Autoregressive + Chain of Thought = Recurrent: Recurrence's Role in Language Models' Computability and a Revisit of Recurrent Transformer

The Transformer architecture excels in a variety of language modeling tasks, outperforming traditional neural architectures such as RNN and LSTM. This is partially due to its elimination of recurrent connections, which allows for parallel training and a smoother flow of gradients. However, this move away from recurrent structures places the Transformer model at the lower end of Chomsky's computational hierarchy, imposing limitations on its computational abilities. Consequently, even advanced Transformer-based models face considerable difficulties in tasks like counting, string reversal, and multiplication. These tasks, though seemingly elementary, require a level of computational complexity that exceeds the capabilities of the Transformer architecture. Concurrently, the emergence of ``Chain of Thought" (CoT) prompting has enabled Transformer-based language models to tackle tasks that were previously impossible or poorly executed.

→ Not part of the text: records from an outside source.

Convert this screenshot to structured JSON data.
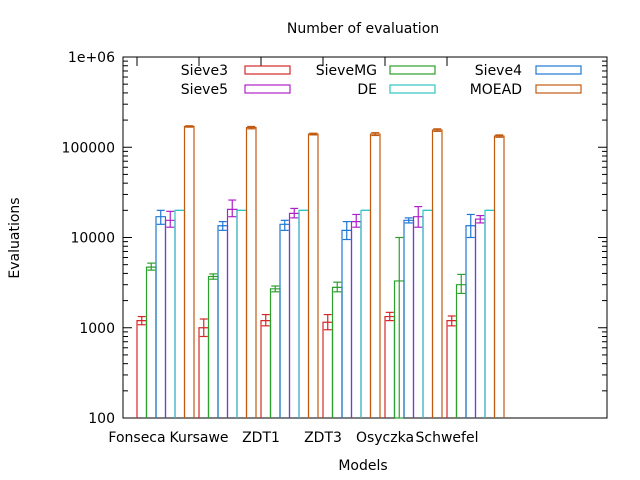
{
  "chart_data": {
    "type": "bar",
    "title": "Number of evaluation",
    "xlabel": "Models",
    "ylabel": "Evaluations",
    "yscale": "log",
    "ylim": [
      100,
      1000000
    ],
    "yticks": [
      "100",
      "1000",
      "10000",
      "100000",
      "1e+06"
    ],
    "error_bars": true,
    "legend_position": "top",
    "grid": false,
    "categories": [
      "Fonseca",
      "Kursawe",
      "ZDT1",
      "ZDT3",
      "Osyczka",
      "Schwefel"
    ],
    "series": [
      {
        "name": "Sieve3",
        "color": "#d62728",
        "values": [
          1200,
          1000,
          1200,
          1150,
          1330,
          1200
        ],
        "err_low": [
          1080,
          800,
          1050,
          950,
          1200,
          1050
        ],
        "err_high": [
          1330,
          1250,
          1400,
          1400,
          1480,
          1350
        ]
      },
      {
        "name": "SieveMG",
        "color": "#2ca02c",
        "values": [
          4700,
          3700,
          2700,
          2800,
          3300,
          3000
        ],
        "err_low": [
          4350,
          3450,
          2500,
          2500,
          100,
          2400
        ],
        "err_high": [
          5200,
          3950,
          2900,
          3200,
          10000,
          3900
        ]
      },
      {
        "name": "Sieve4",
        "color": "#1f77d4",
        "values": [
          17000,
          13500,
          14000,
          12000,
          15500,
          13500
        ],
        "err_low": [
          14000,
          12000,
          12000,
          9500,
          14500,
          10000
        ],
        "err_high": [
          20000,
          15000,
          15500,
          15000,
          16500,
          18000
        ]
      },
      {
        "name": "Sieve5",
        "color": "#b020c8",
        "values": [
          15500,
          20500,
          18500,
          15000,
          17000,
          16000
        ],
        "err_low": [
          13000,
          17000,
          16500,
          13000,
          13000,
          14500
        ],
        "err_high": [
          19500,
          26000,
          21000,
          18000,
          22000,
          17500
        ]
      },
      {
        "name": "DE",
        "color": "#2ec4c4",
        "values": [
          20000,
          20000,
          20000,
          20000,
          20000,
          20000
        ],
        "err_low": [
          20000,
          20000,
          20000,
          20000,
          20000,
          20000
        ],
        "err_high": [
          20000,
          20000,
          20000,
          20000,
          20000,
          20000
        ]
      },
      {
        "name": "MOEAD",
        "color": "#c05a10",
        "values": [
          170000,
          165000,
          140000,
          140000,
          155000,
          133000
        ],
        "err_low": [
          167000,
          160000,
          137000,
          135000,
          150000,
          129000
        ],
        "err_high": [
          173000,
          170000,
          143000,
          145000,
          160000,
          137000
        ]
      }
    ]
  }
}
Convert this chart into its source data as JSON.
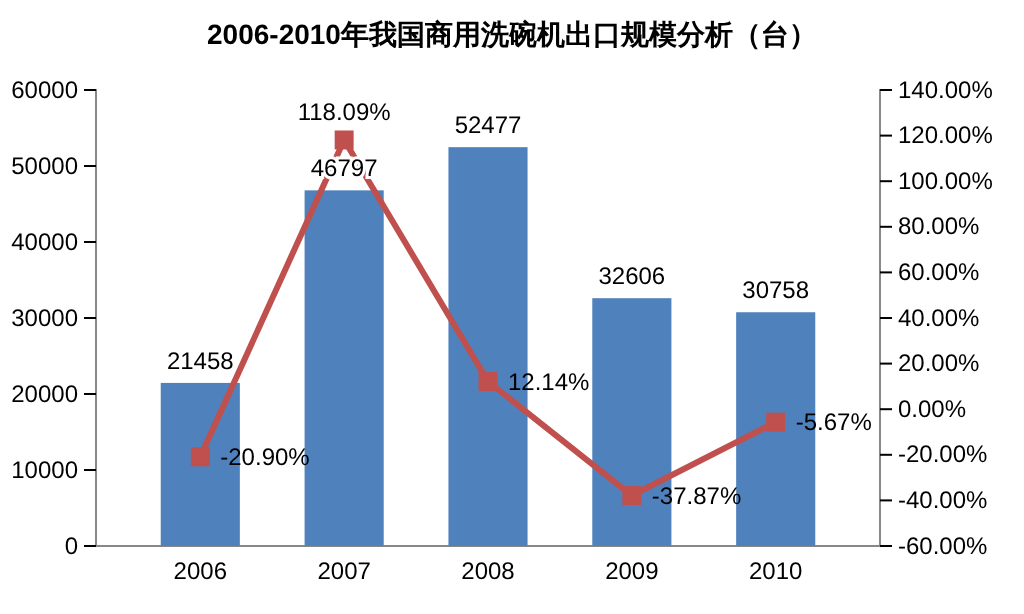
{
  "chart_data": {
    "type": "bar",
    "title": "2006-2010年我国商用洗碗机出口规模分析（台）",
    "categories": [
      "2006",
      "2007",
      "2008",
      "2009",
      "2010"
    ],
    "series": [
      {
        "color": "#4f81bd",
        "values": [
          21458,
          46797,
          52477,
          32606,
          30758
        ],
        "value_labels": [
          "21458",
          "46797",
          "52477",
          "32606",
          "30758"
        ]
      },
      {
        "type": "line",
        "axis": "y2",
        "color": "#c0504d",
        "values": [
          -20.9,
          118.09,
          12.14,
          -37.87,
          -5.67
        ],
        "value_labels": [
          "-20.90%",
          "118.09%",
          "12.14%",
          "-37.87%",
          "-5.67%"
        ]
      }
    ],
    "ylim": [
      0,
      60000
    ],
    "yticks": [
      0,
      10000,
      20000,
      30000,
      40000,
      50000,
      60000
    ],
    "y2lim": [
      -60,
      140
    ],
    "y2ticks": [
      {
        "value": -60,
        "label": "-60.00%"
      },
      {
        "value": -40,
        "label": "-40.00%"
      },
      {
        "value": -20,
        "label": "-20.00%"
      },
      {
        "value": 0,
        "label": "0.00%"
      },
      {
        "value": 20,
        "label": "20.00%"
      },
      {
        "value": 40,
        "label": "40.00%"
      },
      {
        "value": 60,
        "label": "60.00%"
      },
      {
        "value": 80,
        "label": "80.00%"
      },
      {
        "value": 100,
        "label": "100.00%"
      },
      {
        "value": 120,
        "label": "120.00%"
      },
      {
        "value": 140,
        "label": "140.00%"
      }
    ],
    "marker": "square",
    "grid": false
  }
}
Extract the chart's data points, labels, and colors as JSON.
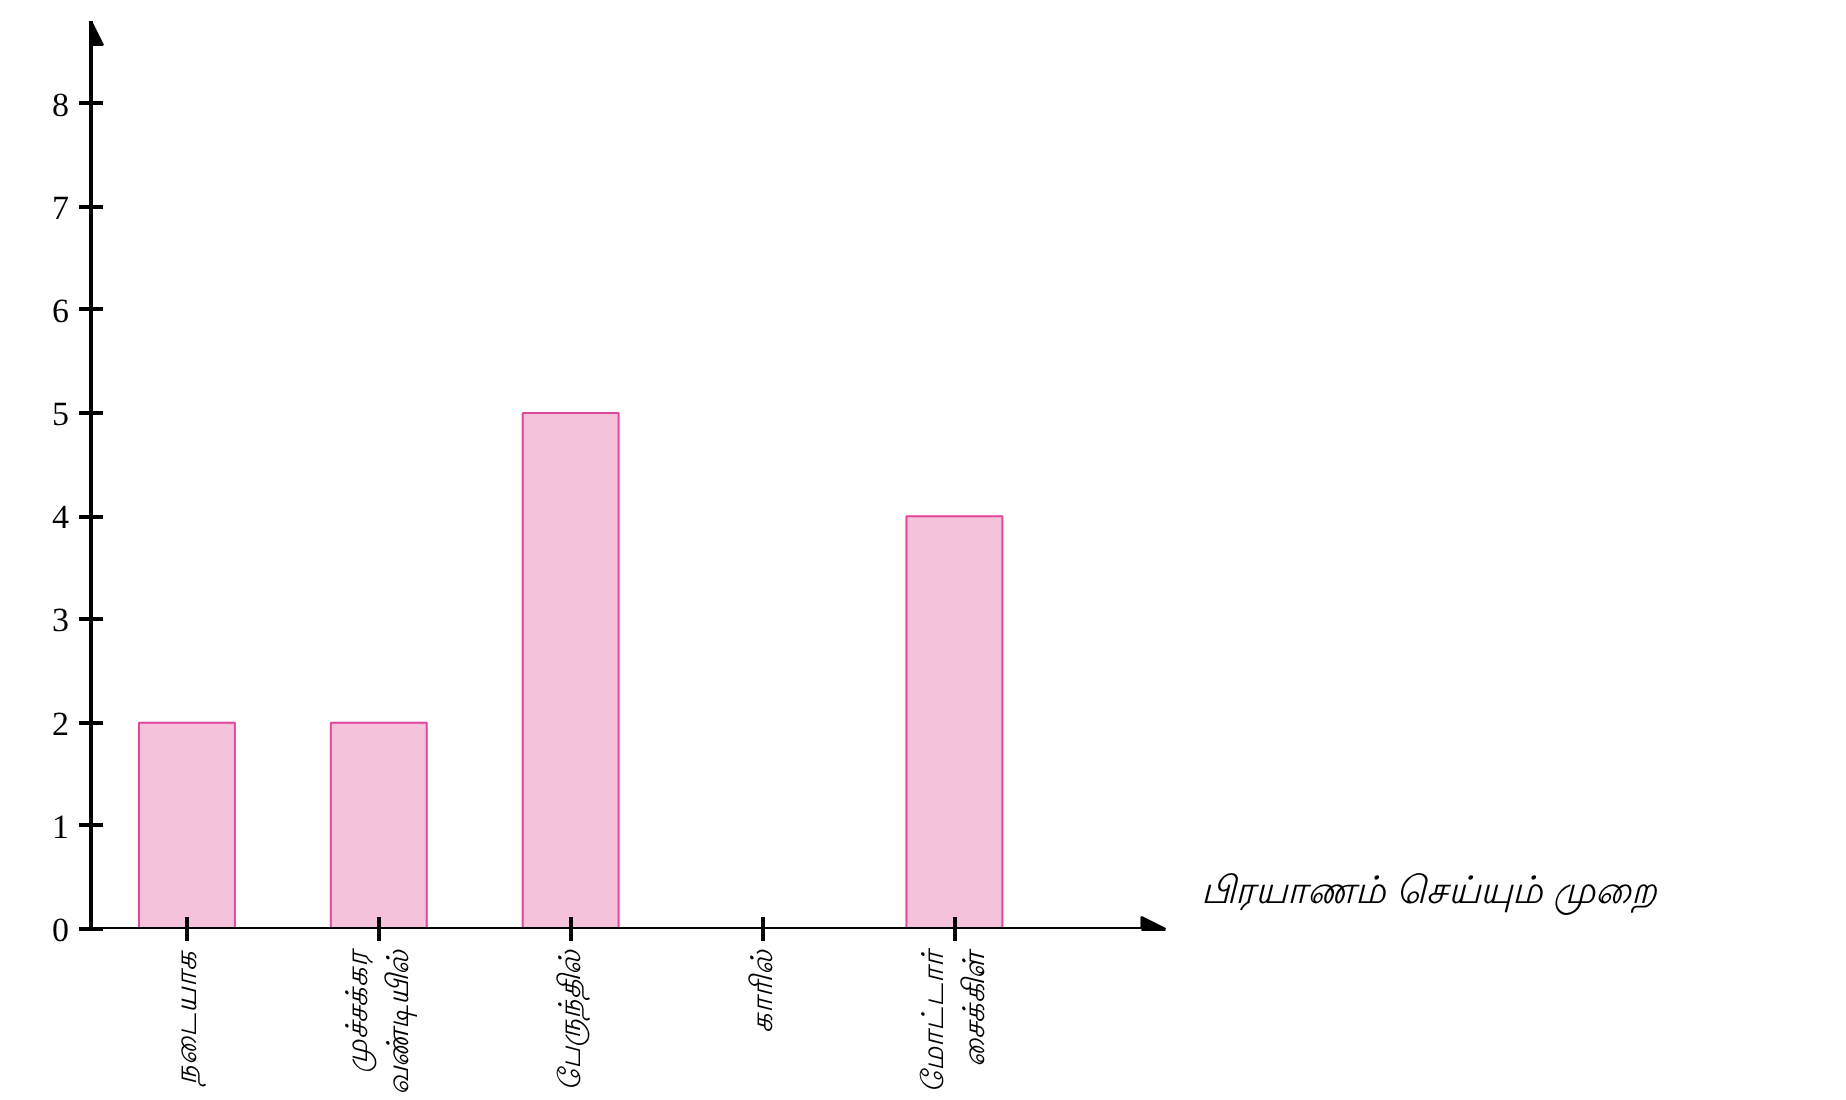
{
  "chart_data": {
    "type": "bar",
    "xlabel": "பிரயாணம் செய்யும் முறை",
    "categories": [
      "நடையாக",
      "முச்சக்கர\nவண்டியில்",
      "பேருந்தில்",
      "காரில்",
      "மோட்டார்\nசைக்கிள்"
    ],
    "values": [
      2,
      2,
      5,
      0,
      4
    ],
    "color": "#f6c1da",
    "ylim": [
      0,
      8.8
    ],
    "yticks": [
      0,
      1,
      2,
      3,
      4,
      5,
      6,
      7,
      8
    ],
    "grid": false
  }
}
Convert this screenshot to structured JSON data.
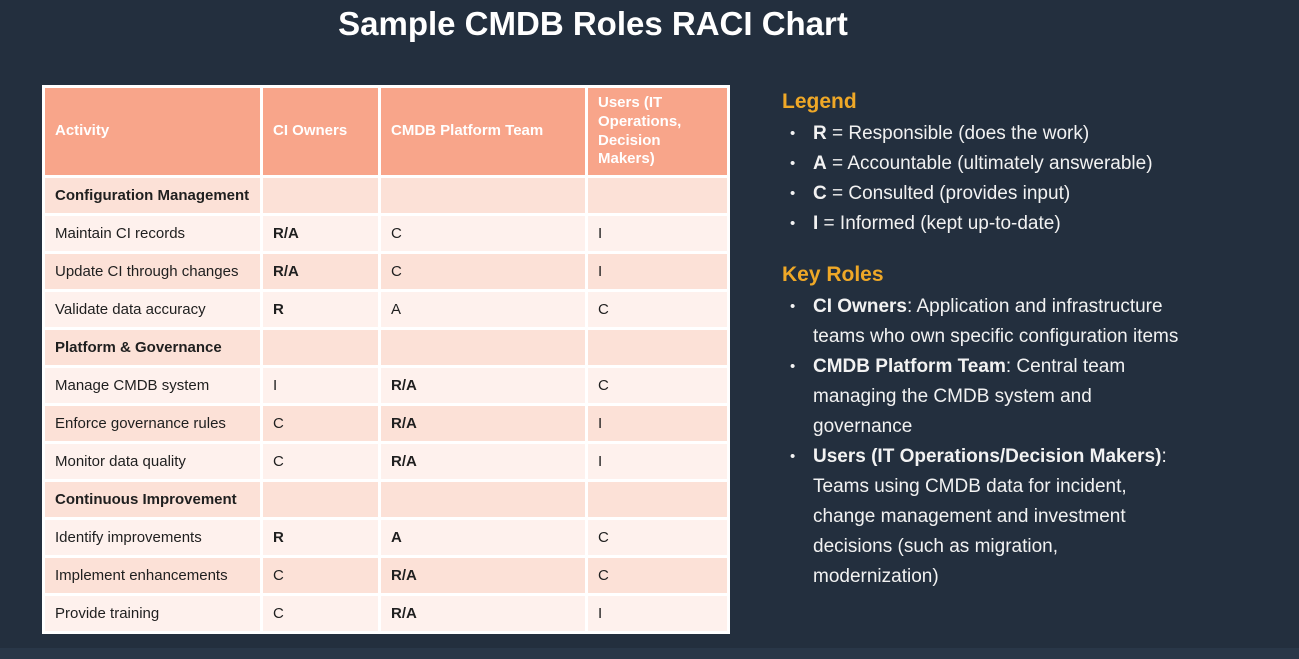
{
  "title": "Sample CMDB Roles RACI Chart",
  "colors": {
    "background": "#232f3e",
    "table_header_bg": "#f8a58a",
    "row_dark": "#fce1d7",
    "row_light": "#fef1ed",
    "table_border": "#ffffff",
    "header_text": "#ffffff",
    "body_text": "#1f1f1f",
    "accent_heading": "#efa827",
    "panel_text": "#f2f2f2"
  },
  "table": {
    "headers": [
      "Activity",
      "CI Owners",
      "CMDB Platform Team",
      "Users (IT Operations, Decision Makers)"
    ],
    "rows": [
      {
        "activity": "Configuration Management",
        "section": true,
        "cells": [
          {
            "text": "",
            "bold": false
          },
          {
            "text": "",
            "bold": false
          },
          {
            "text": "",
            "bold": false
          }
        ]
      },
      {
        "activity": "Maintain CI records",
        "section": false,
        "cells": [
          {
            "text": "R/A",
            "bold": true
          },
          {
            "text": "C",
            "bold": false
          },
          {
            "text": "I",
            "bold": false
          }
        ]
      },
      {
        "activity": "Update CI through changes",
        "section": false,
        "cells": [
          {
            "text": "R/A",
            "bold": true
          },
          {
            "text": "C",
            "bold": false
          },
          {
            "text": "I",
            "bold": false
          }
        ]
      },
      {
        "activity": "Validate data accuracy",
        "section": false,
        "cells": [
          {
            "text": "R",
            "bold": true
          },
          {
            "text": "A",
            "bold": false
          },
          {
            "text": "C",
            "bold": false
          }
        ]
      },
      {
        "activity": "Platform & Governance",
        "section": true,
        "cells": [
          {
            "text": "",
            "bold": false
          },
          {
            "text": "",
            "bold": false
          },
          {
            "text": "",
            "bold": false
          }
        ]
      },
      {
        "activity": "Manage CMDB system",
        "section": false,
        "cells": [
          {
            "text": "I",
            "bold": false
          },
          {
            "text": "R/A",
            "bold": true
          },
          {
            "text": "C",
            "bold": false
          }
        ]
      },
      {
        "activity": "Enforce governance rules",
        "section": false,
        "cells": [
          {
            "text": "C",
            "bold": false
          },
          {
            "text": "R/A",
            "bold": true
          },
          {
            "text": "I",
            "bold": false
          }
        ]
      },
      {
        "activity": "Monitor data quality",
        "section": false,
        "cells": [
          {
            "text": "C",
            "bold": false
          },
          {
            "text": "R/A",
            "bold": true
          },
          {
            "text": "I",
            "bold": false
          }
        ]
      },
      {
        "activity": "Continuous Improvement",
        "section": true,
        "cells": [
          {
            "text": "",
            "bold": false
          },
          {
            "text": "",
            "bold": false
          },
          {
            "text": "",
            "bold": false
          }
        ]
      },
      {
        "activity": "Identify improvements",
        "section": false,
        "cells": [
          {
            "text": "R",
            "bold": true
          },
          {
            "text": "A",
            "bold": true
          },
          {
            "text": "C",
            "bold": false
          }
        ]
      },
      {
        "activity": "Implement enhancements",
        "section": false,
        "cells": [
          {
            "text": "C",
            "bold": false
          },
          {
            "text": "R/A",
            "bold": true
          },
          {
            "text": "C",
            "bold": false
          }
        ]
      },
      {
        "activity": "Provide training",
        "section": false,
        "cells": [
          {
            "text": "C",
            "bold": false
          },
          {
            "text": "R/A",
            "bold": true
          },
          {
            "text": "I",
            "bold": false
          }
        ]
      }
    ]
  },
  "legend": {
    "heading": "Legend",
    "bullet": "•",
    "items": [
      {
        "term": "R",
        "rest": " = Responsible (does the work)"
      },
      {
        "term": "A",
        "rest": " = Accountable (ultimately answerable)"
      },
      {
        "term": "C",
        "rest": " = Consulted (provides input)"
      },
      {
        "term": "I",
        "rest": " = Informed (kept up-to-date)"
      }
    ]
  },
  "key_roles": {
    "heading": "Key Roles",
    "bullet": "•",
    "items": [
      {
        "term": "CI Owners",
        "rest": ": Application and infrastructure teams who own specific configuration items"
      },
      {
        "term": "CMDB Platform Team",
        "rest": ": Central team managing the CMDB system and governance"
      },
      {
        "term": "Users (IT Operations/Decision Makers)",
        "rest": ": Teams using CMDB data for incident, change management and investment decisions (such as migration, modernization)"
      }
    ]
  }
}
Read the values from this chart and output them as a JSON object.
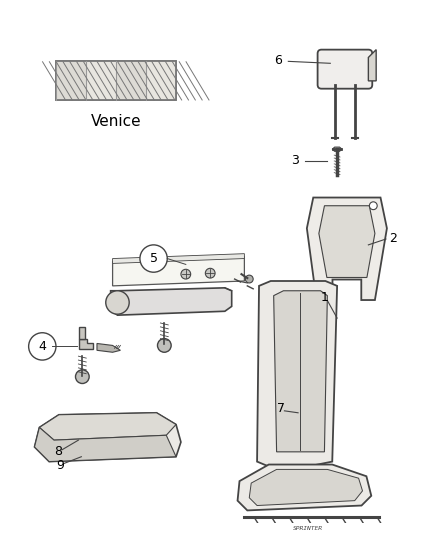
{
  "background_color": "#ffffff",
  "fabric_label": "Venice",
  "line_color": "#444444",
  "text_color": "#000000",
  "fig_w": 4.38,
  "fig_h": 5.33,
  "dpi": 100
}
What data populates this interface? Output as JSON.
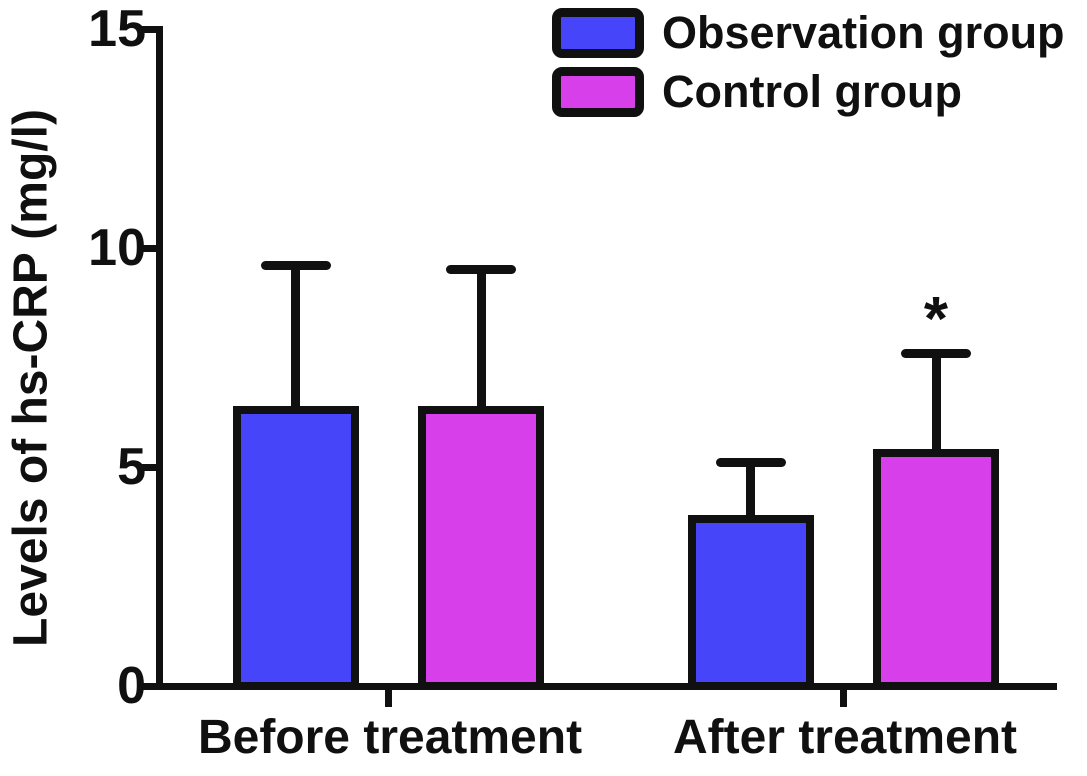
{
  "figure": {
    "background": "#ffffff",
    "axis_color": "#101010"
  },
  "chart_data": {
    "type": "bar",
    "title": "",
    "xlabel": "",
    "ylabel": "Levels of hs-CRP (mg/l)",
    "categories": [
      "Before treatment",
      "After treatment"
    ],
    "yticks": [
      "0",
      "5",
      "10",
      "15"
    ],
    "ylim": [
      0,
      15
    ],
    "grid": false,
    "legend_position": "top-right",
    "error_bars": "upper",
    "series": [
      {
        "name": "Observation group",
        "color": "#4645fa",
        "values": [
          6.4,
          3.9
        ],
        "errors_upper": [
          3.2,
          1.2
        ],
        "sig": [
          "",
          ""
        ]
      },
      {
        "name": "Control group",
        "color": "#d63fe9",
        "values": [
          6.4,
          5.4
        ],
        "errors_upper": [
          3.1,
          2.2
        ],
        "sig": [
          "",
          "*"
        ]
      }
    ]
  }
}
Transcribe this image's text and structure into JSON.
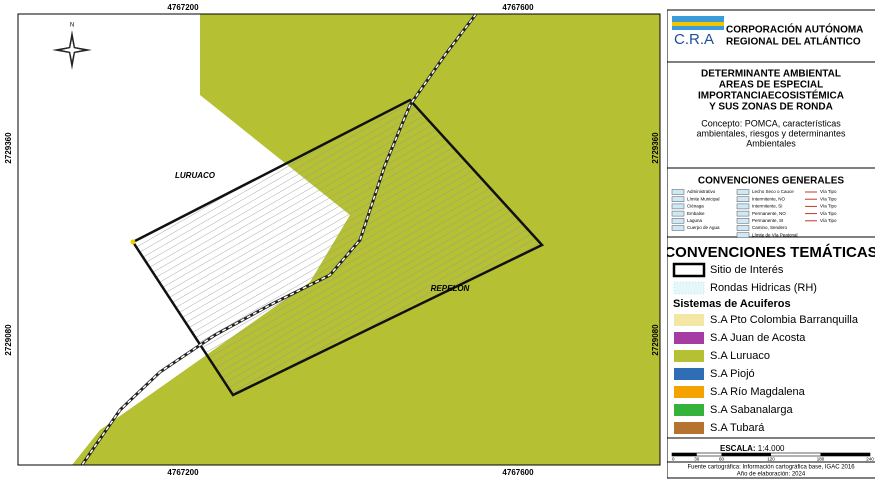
{
  "map": {
    "coords_x": [
      "4767200",
      "4767600"
    ],
    "coords_y": [
      "2729360",
      "2729080"
    ],
    "places": [
      "LURUACO",
      "REPELON"
    ],
    "compass": "N"
  },
  "header": {
    "acronym": "C.R.A",
    "org": [
      "CORPORACIÓN AUTÓNOMA",
      "REGIONAL DEL ATLÁNTICO"
    ]
  },
  "title": {
    "lines": [
      "DETERMINANTE AMBIENTAL",
      "AREAS DE ESPECIAL",
      "IMPORTANCIAECOSISTÉMICA",
      "Y SUS ZONAS DE RONDA"
    ],
    "concept": [
      "Concepto: POMCA, características",
      "ambientales, riesgos y determinantes",
      "Ambientales"
    ]
  },
  "general": {
    "title": "CONVENCIONES GENERALES",
    "columns": [
      [
        "Administrativo",
        "Límite Municipal",
        "Ciénaga",
        "Embalse",
        "Laguna",
        "Cuerpo de Agua"
      ],
      [
        "Lecho Seco o Cauce",
        "Intermitente, NO",
        "Intermitente, SI",
        "Permanente, NO",
        "Permanente, SI",
        "Camino, Sendero",
        "Límite de Vía Peatonal"
      ],
      [
        "Vía Tipo",
        "Vía Tipo",
        "Vía Tipo",
        "Vía Tipo",
        "Vía Tipo"
      ]
    ]
  },
  "thematic": {
    "title": "CONVENCIONES TEMÁTICAS",
    "items": [
      "Sitio de Interés",
      "Rondas Hidricas (RH)"
    ],
    "subtitle": "Sistemas de Acuiferos",
    "aquifers": [
      {
        "label": "S.A  Pto Colombia Barranquilla",
        "color": "#f3e7a6"
      },
      {
        "label": "S.A Juan de  Acosta",
        "color": "#a53ca4"
      },
      {
        "label": "S.A Luruaco",
        "color": "#b5c033"
      },
      {
        "label": "S.A Piojó",
        "color": "#2f6db5"
      },
      {
        "label": "S.A Río Magdalena",
        "color": "#f5a200"
      },
      {
        "label": "S.A Sabanalarga",
        "color": "#34b23a"
      },
      {
        "label": "S.A Tubará",
        "color": "#b5732f"
      }
    ]
  },
  "scale": {
    "title": "ESCALA:",
    "ratio": "1:4.000",
    "ticks": [
      "0",
      "30",
      "60",
      "120",
      "180",
      "240"
    ]
  },
  "source": [
    "Fuente cartográfica: Información cartográfica base, IGAC 2016",
    "Año de elaboración: 2024"
  ]
}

In this work, we thoroughly investigate the influence of recurrent structures in neural models on their reasoning abilities and computability, contrasting the role autoregression plays in the neural models' computational power. We then shed light on how the CoT approach can mimic recurrent computation and act as a bridge between autoregression and recurrence in the context of language models. It is this approximated recurrence that notably improves the model's performance and computational capacity. Moreover, we revisit recent recurrent-based Transformer model designs, focusing on their computational abilities through our proposed concept of ``recurrence-completeness" and identify key theoretical limitations in models like Linear Transformer and RWKV. Through this, we aim to provide insight into the neural model architectures and prompt better model design.